Kryptowährungen durchlaufen aktuell ihr eigenes Tal der Tränen. Die Korrektur könnte jedoch mittel- bis langfristig Positives zu Tage fördern. Nach dem Gartner Hype-Zyklus zu beurteilen, erfolgt die produktivste Entwicklungsphase und die Adoption einer neuen Technologie in der daraufkommenden Phase, dem sogenannten Pfad der Erleuchtung. Der Marktzusammenbruch hat die Risse im Kryptomarkt offenbart. Der spektakuläre Sturz von Terra-Luna und die mögliche Liquidation verschiedener «Centralized Finance» (CeFi) Plattformen wie Babel, Voyager, Celsius und dergleichen haben aufgezeigt, wieviel in diesem Markt aktuell noch auf dem Prinzip Hoffnung basiert. Solange die Märkte hoch- oder seitwärts verliefen, wurden aggressive Geschäftsmodelle und überhöhte Zinserträge kaum hinterfragt. Renditen von 20% auf Stable-Coins währenddem Fiat-Anleihen negative Zinsen auszahlten, wurden in den vergangenen Monaten nach und nach als normal erachtet. Eine Weisheit im Krypto-Markt besagt: «Wenn du nicht verstehst, woher die Zinsen kommen, dann bist du der Zins».    

Risiken nicht ausblenden: Krypto-Vermögenswerte sicher aufbewahren  

Vor einigen Monaten hat mir ein Bekannter erzählt, dass es sich für ihn nicht lohne, seine Stable-Coins zu einer lizenzierten Bank zur sicheren Aufbewahrung zu liefern, da die Rendite dort zu gering sei und er seine Coins viel lieber auf eine unlizenzierte CeFi-Plattform für beachtliche Zinsen anlegen möchte. Auf allfällige Risiken angesprochen, erwähnte er, dass er die Plattform schon seit längerem benutze und auch schon einige Drawdowns ohne Probleme mitgemacht hätte. Solche Beispiele zeigen, dass selbst rationale Investoren nach einiger Zeit dazu neigen, die Vergangenheit linear zu extrapolieren und dadurch Risiken ausblenden. Vor diesem Hintergrund könnte die Korrektur zu einer längst überfälligen Katharsis führen und den Markt mittel- bis langfristig stärken.    
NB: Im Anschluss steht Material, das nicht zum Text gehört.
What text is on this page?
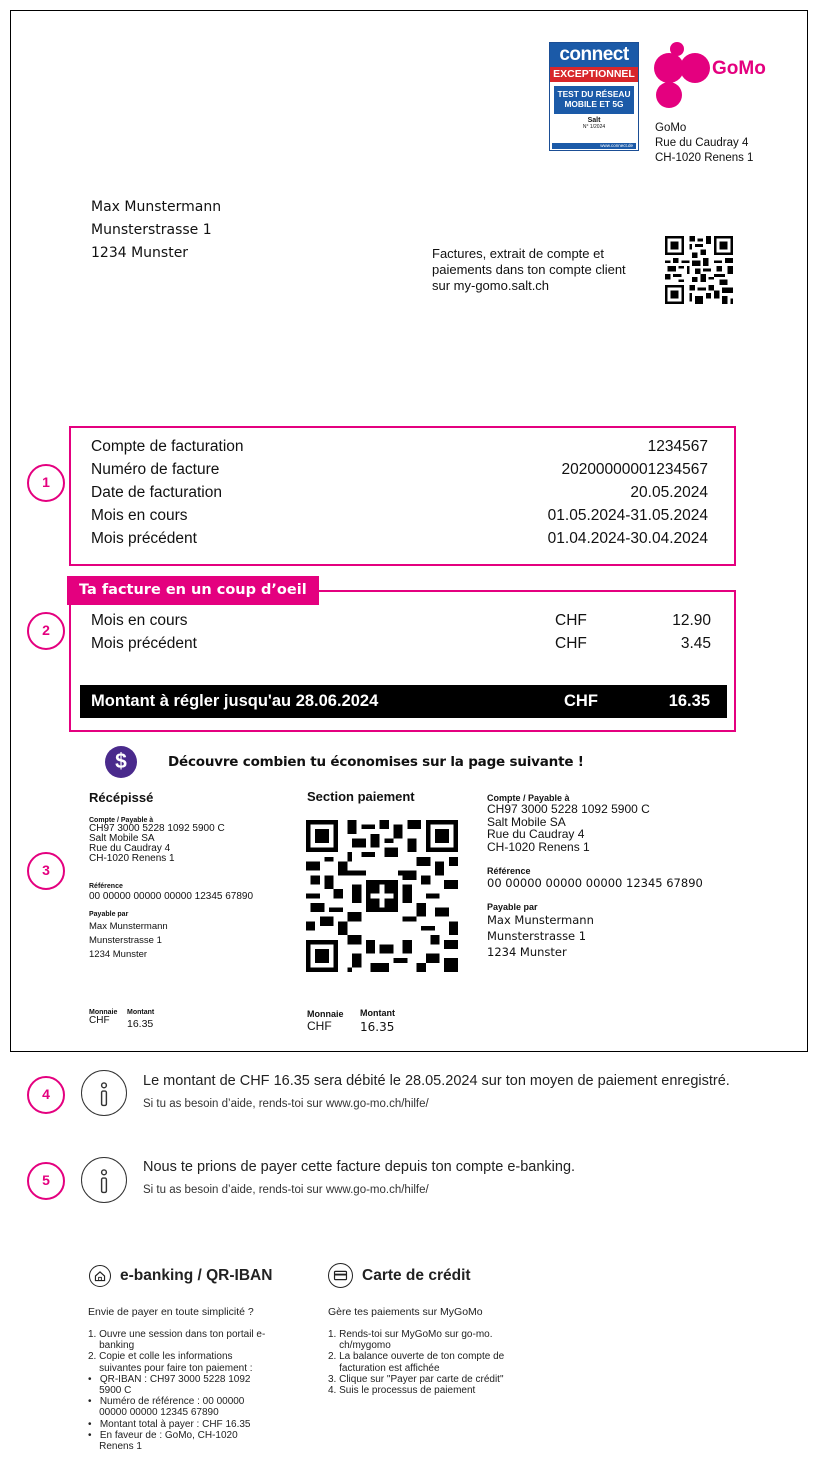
connect
EXCEPTIONNEL
TEST DU RÉSEAU
MOBILE ET 5G
Salt
N° 1/2024
www.connect.de
GoMo
GoMo
Rue du Caudray 4
CH-1020 Renens 1
Max Munstermann
Munsterstrasse 1
1234 Munster	Factures, extrait de compte et
paiements dans ton compte client
sur my-gomo.salt.ch
1
Compte de facturation	1234567
Numéro de facture	20200000001234567
Date de facturation	20.05.2024
Mois en cours	01.05.2024-31.05.2024
Mois précédent	01.04.2024-30.04.2024
2
Mois en cours	CHF	12.90
Mois précédent	CHF	3.45
Montant à régler jusqu'au 28.06.2024	CHF	16.35
Ta facture en un coup d’oeil
$	Découvre combien tu économises sur la page suivante !
3
Récépissé
Compte / Payable à
CH97 3000 5228 1092 5900 C
Salt Mobile SA
Rue du Caudray 4
CH-1020 Renens 1
Référence
00 00000 00000 00000 12345 67890
Payable par
Max Munstermann
Munsterstrasse 1
1234 Munster
Monnaie
CHF
Montant
16.35
Section paiement
Monnaie
CHF
Montant
16.35
Compte / Payable à
CH97 3000 5228 1092 5900 C
Salt Mobile SA
Rue du Caudray 4
CH-1020 Renens 1
Référence
00 00000 00000 00000 12345 67890
Payable par
Max Munstermann
Munsterstrasse 1
1234 Munster
4
Le montant de CHF 16.35 sera débité le 28.05.2024 sur ton moyen de paiement enregistré.
Si tu as besoin d’aide, rends-toi sur www.go-mo.ch/hilfe/
5
Nous te prions de payer cette facture depuis ton compte e-banking.
Si tu as besoin d’aide, rends-toi sur www.go-mo.ch/hilfe/
e-banking / QR-IBAN
Envie de payer en toute simplicité ?
1. Ouvre une session dans ton portail e-
banking
2. Copie et colle les informations
suivantes pour faire ton paiement :
•   QR-IBAN : CH97 3000 5228 1092
5900 C
•   Numéro de référence : 00 00000
00000 00000 12345 67890
•   Montant total à payer : CHF 16.35
•   En faveur de : GoMo, CH-1020
Renens 1
Carte de crédit
Gère tes paiements sur MyGoMo
1. Rends-toi sur MyGoMo sur go-mo.
ch/mygomo
2. La balance ouverte de ton compte de
facturation est affichée
3. Clique sur "Payer par carte de crédit"
4. Suis le processus de paiement
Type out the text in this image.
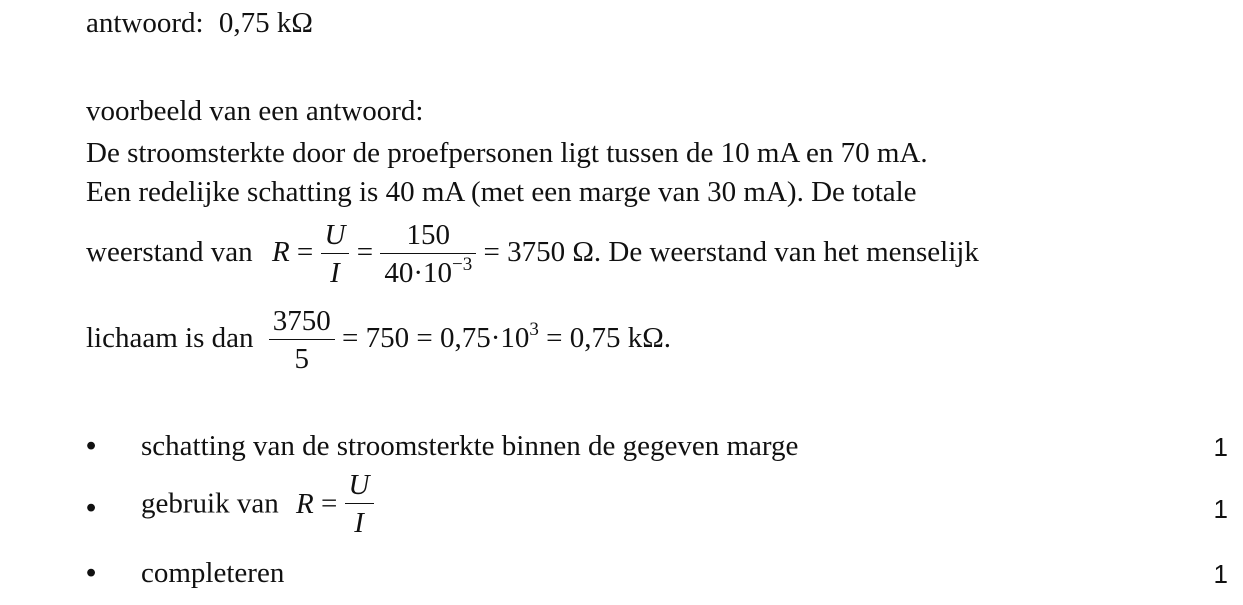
antwoord: 0,75 kΩ
voorbeeld van een antwoord:
De stroomsterkte door de proefpersonen ligt tussen de 10 mA en 70 mA.
Een redelijke schatting is 40 mA (met een marge van 30 mA). De totale
weerstand van $R = \frac{U}{I} = \frac{150}{40\cdot 10^{-3}} = 3750$ Ω. De weerstand van het menselijk
lichaam is dan $\frac{3750}{5} = 750 = 0,75\cdot 10^3 = 0,75$ kΩ.
• schatting van de stroomsterkte binnen de gegeven marge	1
• gebruik van $R = \frac{U}{I}$	1
• completeren	1
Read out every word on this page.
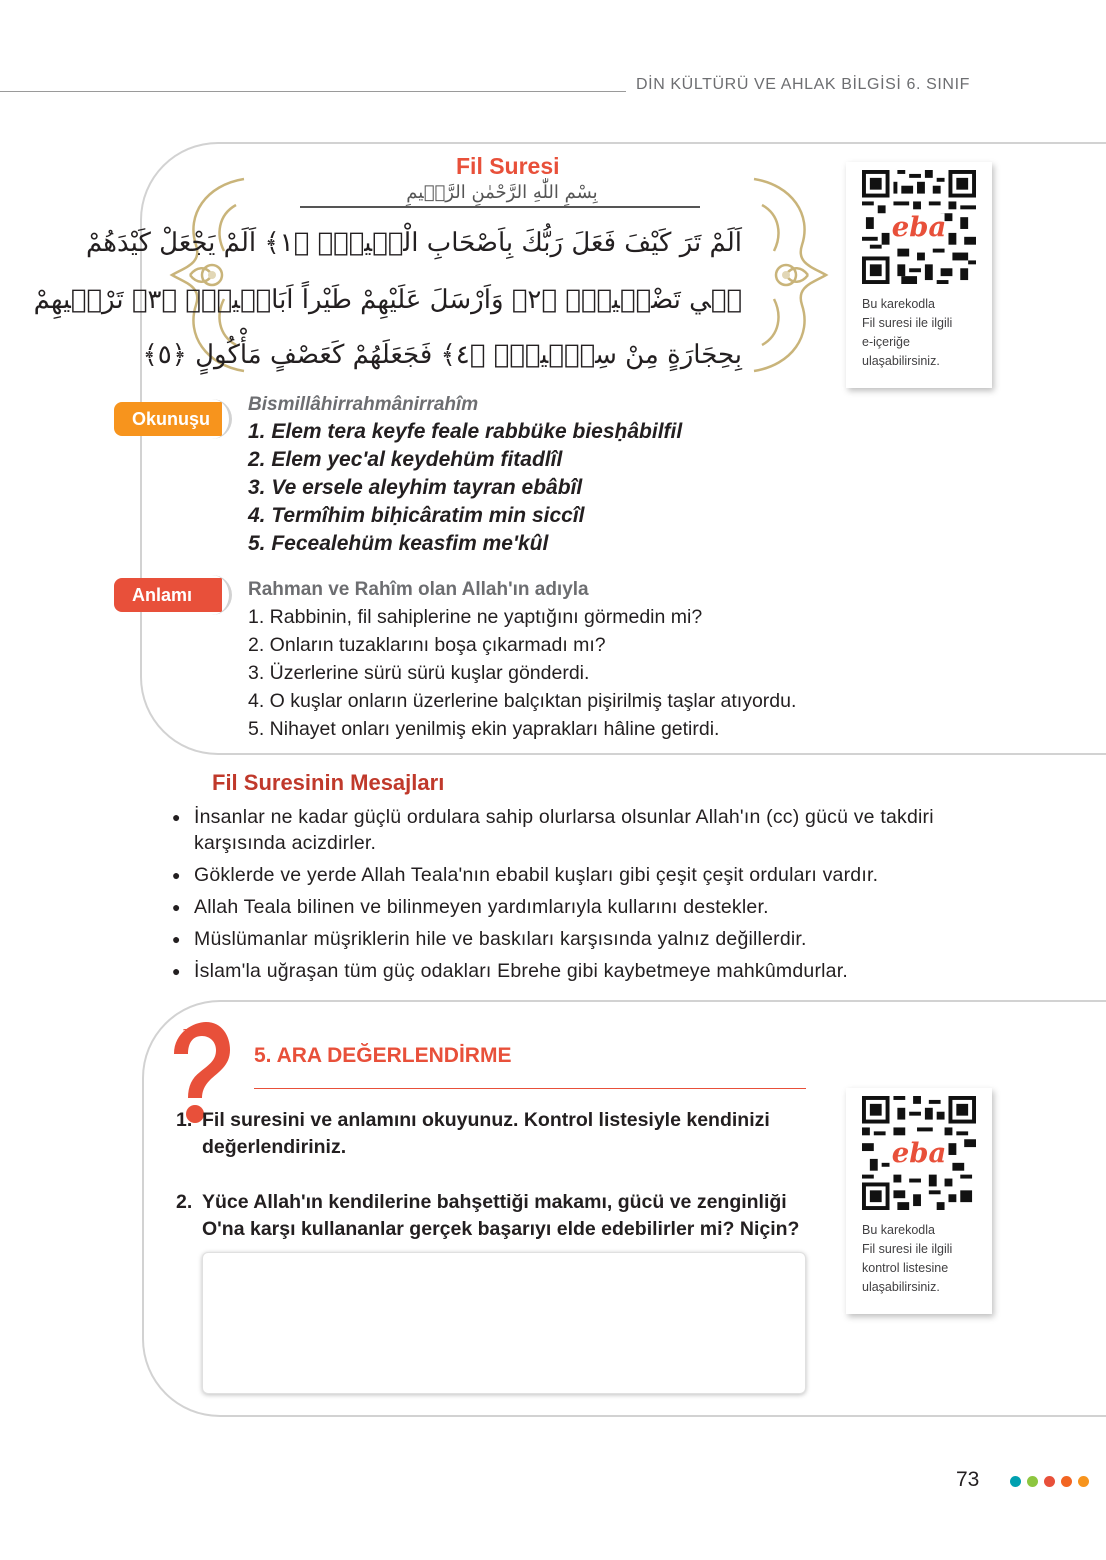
DİN KÜLTÜRÜ VE AHLAK BİLGİSİ 6. SINIF
Fil Suresi
بِسْمِ اللّٰهِ الرَّحْمٰنِ الرَّح۪يمِ
اَلَمْ تَرَ كَيْفَ فَعَلَ رَبُّكَ بِاَصْحَابِ الْف۪يلِۜ ﴿١﴾ اَلَمْ يَجْعَلْ كَيْدَهُمْ
ف۪ي تَضْل۪يلٍۙ ﴿٢﴾ وَاَرْسَلَ عَلَيْهِمْ طَيْراً اَبَاب۪يلَۙ ﴿٣﴾ تَرْم۪يهِمْ
بِحِجَارَةٍ مِنْ سِجّ۪يلٍۙ ﴿٤﴾ فَجَعَلَهُمْ كَعَصْفٍ مَأْكُولٍ ﴿٥﴾
eba
Bu karekodla
Fil suresi ile ilgili
e-içeriğe
ulaşabilirsiniz.
Okunuşu
Bismillâhirrahmânirrahîm
1. Elem tera keyfe feale rabbüke biesḥâbilfil
2. Elem yec'al keydehüm fitadlîl
3. Ve ersele aleyhim tayran ebâbîl
4. Termîhim biḥicâratim min siccîl
5. Fecealehüm keasfim me'kûl
Anlamı	Rahman ve Rahîm olan Allah'ın adıyla
1. Rabbinin, fil sahiplerine ne yaptığını görmedin mi?
2. Onların tuzaklarını boşa çıkarmadı mı?
3. Üzerlerine sürü sürü kuşlar gönderdi.
4. O kuşlar onların üzerlerine balçıktan pişirilmiş taşlar atıyordu.
5. Nihayet onları yenilmiş ekin yaprakları hâline getirdi.
Fil Suresinin Mesajları
● İnsanlar ne kadar güçlü ordulara sahip olurlarsa olsunlar Allah'ın (cc) gücü ve takdiri karşısında acizdirler.
● Göklerde ve yerde Allah Teala'nın ebabil kuşları gibi çeşit çeşit orduları vardır.
● Allah Teala bilinen ve bilinmeyen yardımlarıyla kullarını destekler.
● Müslümanlar müşriklerin hile ve baskıları karşısında yalnız değillerdir.
● İslam'la uğraşan tüm güç odakları Ebrehe gibi kaybetmeye mahkûmdurlar.
abcd
5. ARA DEĞERLENDİRME
1. Fil suresini ve anlamını okuyunuz. Kontrol listesiyle kendinizi değerlendiriniz.
2. Yüce Allah'ın kendilerine bahşettiği makamı, gücü ve zenginliği O'na karşı kullananlar gerçek başarıyı elde edebilirler mi? Niçin?
eba
Bu karekodla
Fil suresi ile ilgili
kontrol listesine
ulaşabilirsiniz.
73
Gutkapitalisierte und regulierte Unternehmen wie die SEBA Bank sind bestens positioniert, um davon zu profitieren und ihren Kunden ein sicheres und reguliertes Umfeld zu bieten.  Wir erleben, dass Anleger und Vermögensverwalter nun vermehrt nach einer sicheren Aufbewahrung ihrer Krypto-Vermögenswerte und Private Keys suchen, die auch in turbulenten Zeiten für sie erreichbar sind.    

Kryptowährungen, Web-3.0 und Blockchain-Technologien auf ihre täglichen Preisschwankungen zu reduzieren, halten wir für einen Fehler. Die kurzfristigen Auswirkungen einer neuen Technologie werden oft überschätzt, die mittel- bis langfristigen jedoch tendenziell unterschätzt. Der Innovationsfluss im Krypto-Bereich ist nach wie vor ungebremst. Vor drei Jahren sprach kaum einer von Decentralized Finance und vor zwei Jahren wussten die wenigsten, was NFT bedeutet. Ob das nun die Konzepte sind, welche sich letztendlich durchsetzen, lässt sich genauso wenig abschätzen wie 1995. Gut möglich, dass in den nächsten Jahren weitere Anwendungen hinzukommen. Was uns grundsätzlich zuversichtlich stimmt, ist, dass ungeachtet der Verwerfungen an den Märkten, die Entwickler-Aktivitäten und die institutionelle Adoption weiterhin in grossen Schritten voranschreiten.     

Gregory Mall, CFA - Head Investment Solutions SEBA Bank  

Gregory Mall verfügt über langjährige Erfahrung im Portfolio Management und in der Verwaltung digitaler Vermögenswerte auf diskretionärer Basis. Bei der SEBA Bank ist er für die Produktstrukturierung von ETPs, AMCs und strukturierten Produkten sowie für die Verwaltung der diskretionären Mandate verantwortlich.  Bevor er zu SEBA Bank stiess, war er im Bereich Multi-Asset Fund Management bei der Credit Suisse tätig. Greg hat einen Master-Abschluss in Economics von der Universität St. Gallen (HSG).